Bank of Italy approved Banca Sella’s notification to offer crypto custody and transfer services to selected customers beginning in 2026 under the EU MiCA rules.

Banca Sella completed its notification process with the Bank of Italy and received approval to offer crypto custody and transfer services to selected customers starting in 2026 under the EU Markets in Crypto Assets framework, known as MiCA.

The approval allows a limited rollout of digital-asset custody and transfer functions in 2026 at the earliest. Services will be available only to defined customer groups initially while the bank tests operational processes, compliance controls and technology.

Under MiCA, banks, exchanges and other providers operate within a clearer legal framework for issuance, custody and transfer of crypto assets and certain tokenized instruments. The notification to the Bank of Italy is a formal procedure required for banks seeking to offer regulated crypto services from within the banking sector.

Banca Sella stated it has developed internal capabilities in distributed ledger technology and digital-asset operations and has participated in trials run by the Bank of Italy’s Fintech Milano Hub since 2022.

The group is a founding member of Qivalis, a consortium of 37 European banks working on a euro-backed stablecoin and related settlement infrastructure. The consortium is testing how tokenized forms of fiat might be used for faster or more programmable settlement between financial institutions.

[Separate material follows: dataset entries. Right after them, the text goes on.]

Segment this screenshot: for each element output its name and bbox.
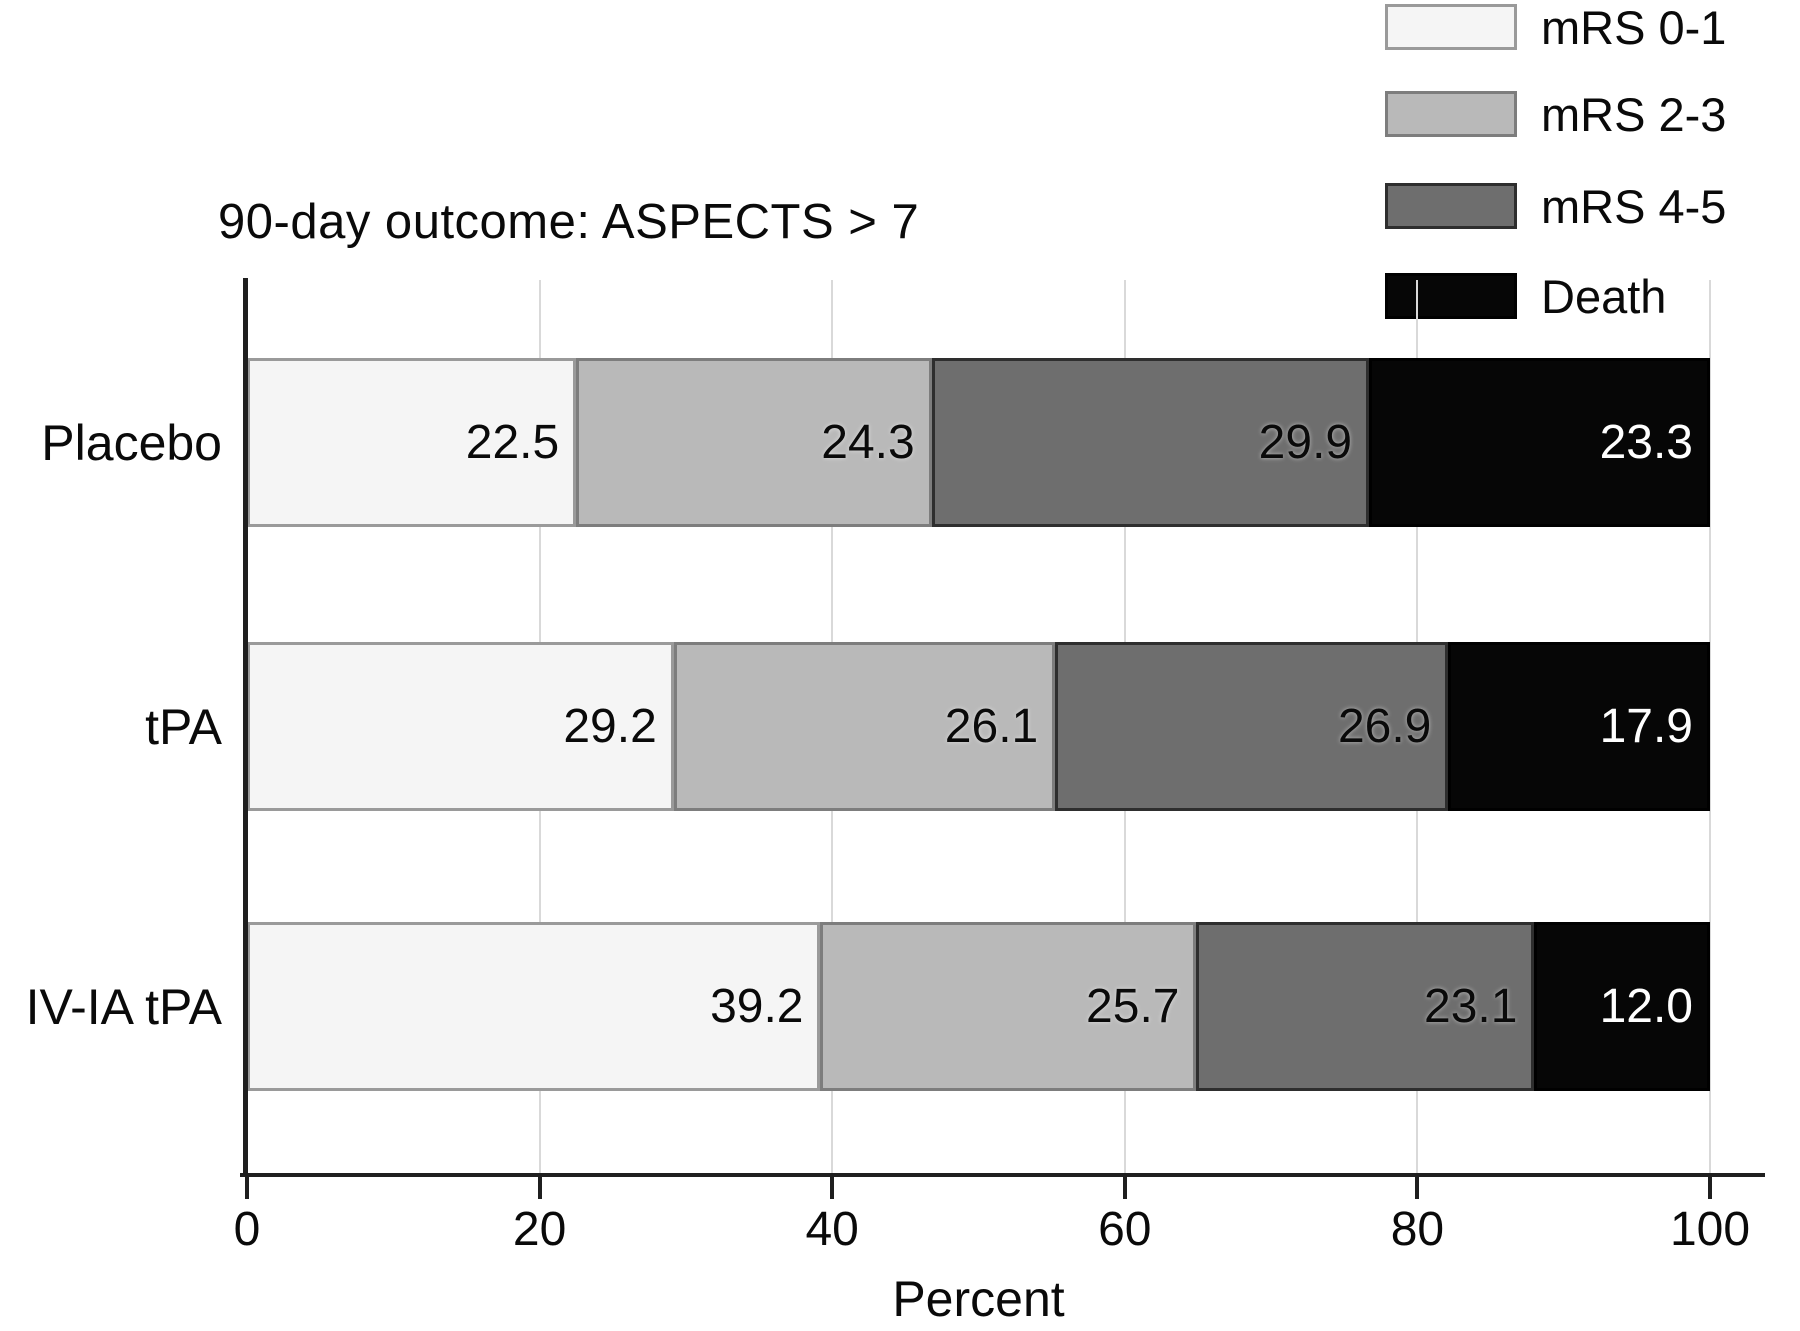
legend-swatch: [1385, 4, 1517, 50]
bar-segment: 23.1: [1196, 922, 1535, 1091]
value-label: 29.2: [563, 699, 657, 753]
x-tick-label: 60: [1098, 1203, 1152, 1256]
chart-title: 90-day outcome: ASPECTS > 7: [218, 195, 920, 249]
bar-segment: 39.2: [247, 922, 821, 1091]
category-label: Placebo: [41, 414, 222, 471]
legend-swatch: [1385, 183, 1517, 229]
x-axis-tick: [1708, 1177, 1712, 1199]
legend-swatch: [1385, 273, 1517, 319]
bar-segment: 29.9: [931, 358, 1370, 527]
value-label: 23.1: [1424, 979, 1518, 1033]
value-label: 26.9: [1337, 699, 1432, 753]
bar-segment: 26.9: [1055, 642, 1449, 811]
y-axis-line: [243, 278, 248, 1177]
value-label: 39.2: [710, 979, 804, 1033]
x-tick-label: 80: [1390, 1203, 1445, 1256]
category-label: IV-IA tPA: [25, 978, 222, 1035]
x-tick-label: 20: [512, 1203, 567, 1256]
category-label: tPA: [145, 698, 222, 755]
bar-segment: 17.9: [1448, 642, 1710, 811]
value-label: 25.7: [1086, 979, 1180, 1033]
x-axis-tick: [1415, 1177, 1420, 1199]
value-label: 24.3: [821, 415, 915, 469]
legend-item: mRS 0-1: [1385, 3, 1726, 51]
legend-label: mRS 2-3: [1541, 87, 1727, 141]
value-label: 23.3: [1599, 415, 1693, 469]
bar-row: 22.5 24.3 29.9 23.3: [247, 358, 1710, 527]
bar-row: 39.2 25.7 23.1 12.0: [247, 922, 1710, 1091]
bar-row: 29.2 26.1 26.9 17.9: [247, 642, 1710, 811]
value-label: 29.9: [1258, 415, 1353, 469]
bar-segment: 26.1: [673, 642, 1056, 811]
bar-segment: 29.2: [247, 642, 674, 811]
x-axis-tick: [245, 1177, 249, 1199]
bar-segment: 25.7: [820, 922, 1197, 1091]
bar-segment: 22.5: [247, 358, 577, 527]
bar-segment: 24.3: [576, 358, 932, 527]
legend-label: mRS 4-5: [1541, 179, 1727, 233]
legend-item: mRS 4-5: [1385, 182, 1726, 230]
x-tick-label: 100: [1669, 1203, 1751, 1256]
value-label: 22.5: [465, 415, 560, 469]
legend-label: Death: [1541, 269, 1667, 323]
bar-segment: 23.3: [1369, 358, 1710, 527]
x-axis-tick: [830, 1177, 835, 1199]
legend-item: Death: [1385, 272, 1666, 320]
gridline: [1709, 280, 1711, 1173]
x-tick-label: 40: [805, 1203, 859, 1256]
x-tick-label: 0: [233, 1203, 261, 1256]
x-axis-tick: [1122, 1177, 1127, 1199]
value-label: 12.0: [1599, 979, 1693, 1033]
value-label: 17.9: [1599, 699, 1693, 753]
legend-swatch: [1385, 91, 1517, 137]
x-axis-tick: [537, 1177, 542, 1199]
x-axis-title: Percent: [892, 1271, 1065, 1327]
value-label: 26.1: [944, 699, 1039, 753]
x-axis-line: [240, 1173, 1765, 1177]
bar-segment: 12.0: [1534, 922, 1710, 1091]
legend-item: mRS 2-3: [1385, 90, 1726, 138]
legend-label: mRS 0-1: [1541, 0, 1727, 54]
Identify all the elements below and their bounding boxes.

Andrea Tessera, managing director of digital banking at Banca Sella, commented: “The evolution of payments toward instant, interoperable, and programmable models is redefining financial infrastructures at the European and global levels.”

Banca Sella noted that operational and regulatory controls are part of its rollout plan and that initial customer restrictions reflect a phased approach while systems and compliance procedures are implemented.

The approval is an early example in Italy of a regulated bank preparing to offer services that had previously been handled largely outside traditional banking channels. Other lenders in Italy are also working on compliance checks and infrastructure upgrades under MiCA.